Thorndike, E. L. (1898) Animal Intelligence: an Experimental Study of the Associative Processes, The Psychological Review: Monograph Supplements, 2(4), i–109.
Skinner, B. F. (1953) Science and Human Behavior, New York: MacMillan.
Sutton, R. S. and Barto, A. G. (1998, 2nd ed. 2018) Reinforcement Learning: An Introduction, Cambridge, MA: MIT Press.
Unemi, T., et al (1994) Evolutionary Differentiation of Learning Abilities - a case study on optimizing parameter values in Q-learning by a genetic algorithm, in Proceedings of the Fourth International Workshop on the Synthesis and Simulation of Living Systems (Artificial Life IV), 331-336, MIT Press.
Watkins, C. J. C. H. (1989) Learning from Delayed Rewards (Ph.D. thesis). University of Cambridge.
Sutton, R. S. (1990) Integrated architectures for learning, planning, and reacting based on approximating dynamic programming, in Proceedings of the Seventh International Conference on Machine Learning, 216-224, Morgan Kaufmann.

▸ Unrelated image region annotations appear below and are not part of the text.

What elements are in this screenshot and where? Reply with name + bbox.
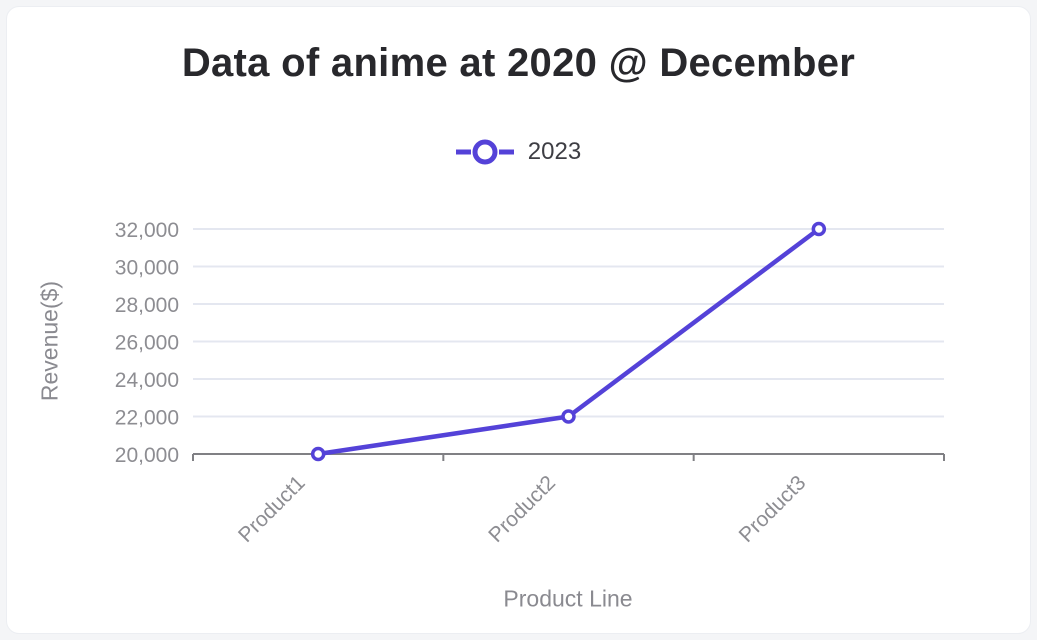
data-point-2023-Product1[interactable] (310, 446, 326, 462)
y-tick-label: 30,000 (115, 257, 179, 280)
y-tick-label: 28,000 (115, 294, 179, 317)
legend-item-2023[interactable]: 2023 (7, 138, 1030, 166)
chart-card: Data of anime at 2020 @ December 2023 20… (6, 6, 1031, 634)
y-tick-label: 26,000 (115, 332, 179, 355)
legend-line-marker-icon (455, 139, 514, 165)
y-tick-label: 20,000 (115, 444, 179, 467)
data-point-2023-Product3[interactable] (811, 221, 827, 237)
y-axis-title: Revenue($) (36, 280, 63, 402)
line-chart-plot-area[interactable]: 20,000 22,000 24,000 26,000 28,000 30,000 32,0… (7, 7, 1032, 635)
data-point-2023-Product2[interactable] (561, 409, 576, 424)
y-tick-label: 32,000 (115, 219, 179, 242)
x-category-label: Product2 (484, 471, 560, 547)
y-tick-label: 22,000 (115, 407, 179, 430)
legend-label: 2023 (527, 138, 582, 165)
chart-title: Data of anime at 2020 @ December (181, 41, 856, 85)
x-category-label: Product3 (735, 471, 811, 547)
x-category-label: Product1 (234, 471, 310, 547)
x-axis-title: Product Line (503, 585, 633, 612)
y-tick-label: 24,000 (115, 369, 179, 392)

Publications and Exhibitions

Unemi, T., Kocher, P., and Bisig, D.: Greedy Agents and Interfering Humans, xCoAx 2023 10th Conference on Computation, Communication, Aesthetics & X, pp. 363–367, 2023.xCoAx.org, Weimar, Germany, July 5–7, 2023. DOI 10.34626/xcoax.2023.11th.363
Unemi, T., Bisig, D., and Kocher, P.: Greedy Agents and Interfering Humans – An artwork making humans meddle with a life in the machine, ALIFE 2023, Sapporo, Janan, July 24–28, Paper No: isal_a_00625, 36; 3 pages, Published Online: July 24 2023, DOI 10.1162/isal_a_00625 , Slides in PDF.
Unemi, T., Kocher, P., and Bisig, D.: Interaction with a Memory Landscape, GA 2023 26th Generative Art Conference, pp. 131–136, Rome, Italy, December 11–13, 2023.

Video

Interaction and Sonification recorded in xCoAx 2023 in Gallery Eigenheim, Weimar, Germany, July 5, 2023 (Tentative).

Short Summary: the Theory of Q-Learning

The learning process is assumed to be conducted stepwise. In each step, the learner decides its next action refering to the content of memory and the current situation. As the consequence of the action, the situation might be changed and the new situation might present some reward or punishment to the learner. When it got reward r and the situation changed from s to s' after it took an action a, it revises the Q value for s and a as
$Δ Q (s, a) = α \cdot (r + γ \max_{b \in A (s')} Q (s', b) - Q (s, a))$
under the learning rate α (0 < α < 1) and discount rate γ (0 < γ < 1). This revision is applied whatever the value of r is, even thought it is negative or zero. Q is an inductive function revised so as to fit with the above equation. It is possible to implement using any form of adaptive mechanisms, such as Artificial Neural Networks. The simplest way is to prepare a two-dimensional table that memorises the Q value directly in the cell of the situation's column and the action's row, in case the number of possible situations and actions are relatively small.

It takes an action a in a situation s under the probability
$P (a | s) = \frac{\exp (Q (s, a) ⁄ T)}{Σ_{b \in A (s)} \exp (Q (s, b) ⁄ T)}$
where T (0 < T) is the exploration rate and A(s) is the set of possible actions in s. When the value of T is almost zero, the difference of Q values are emphasized, then it tends to take the best action chosen among the possible actions. When the value of T is large, it takes any possible action in almost the same probability, that means a random action. In the early steps in the learning process, it might be better to have a large value so that it explores widely in the world. However, the value should be small after it learned enough to follow the best action sequence in order to prevent from taking a useless action. In the simulation process of this installation, we vary the T value from a large value reducing linearly toward a small value as the steps progress.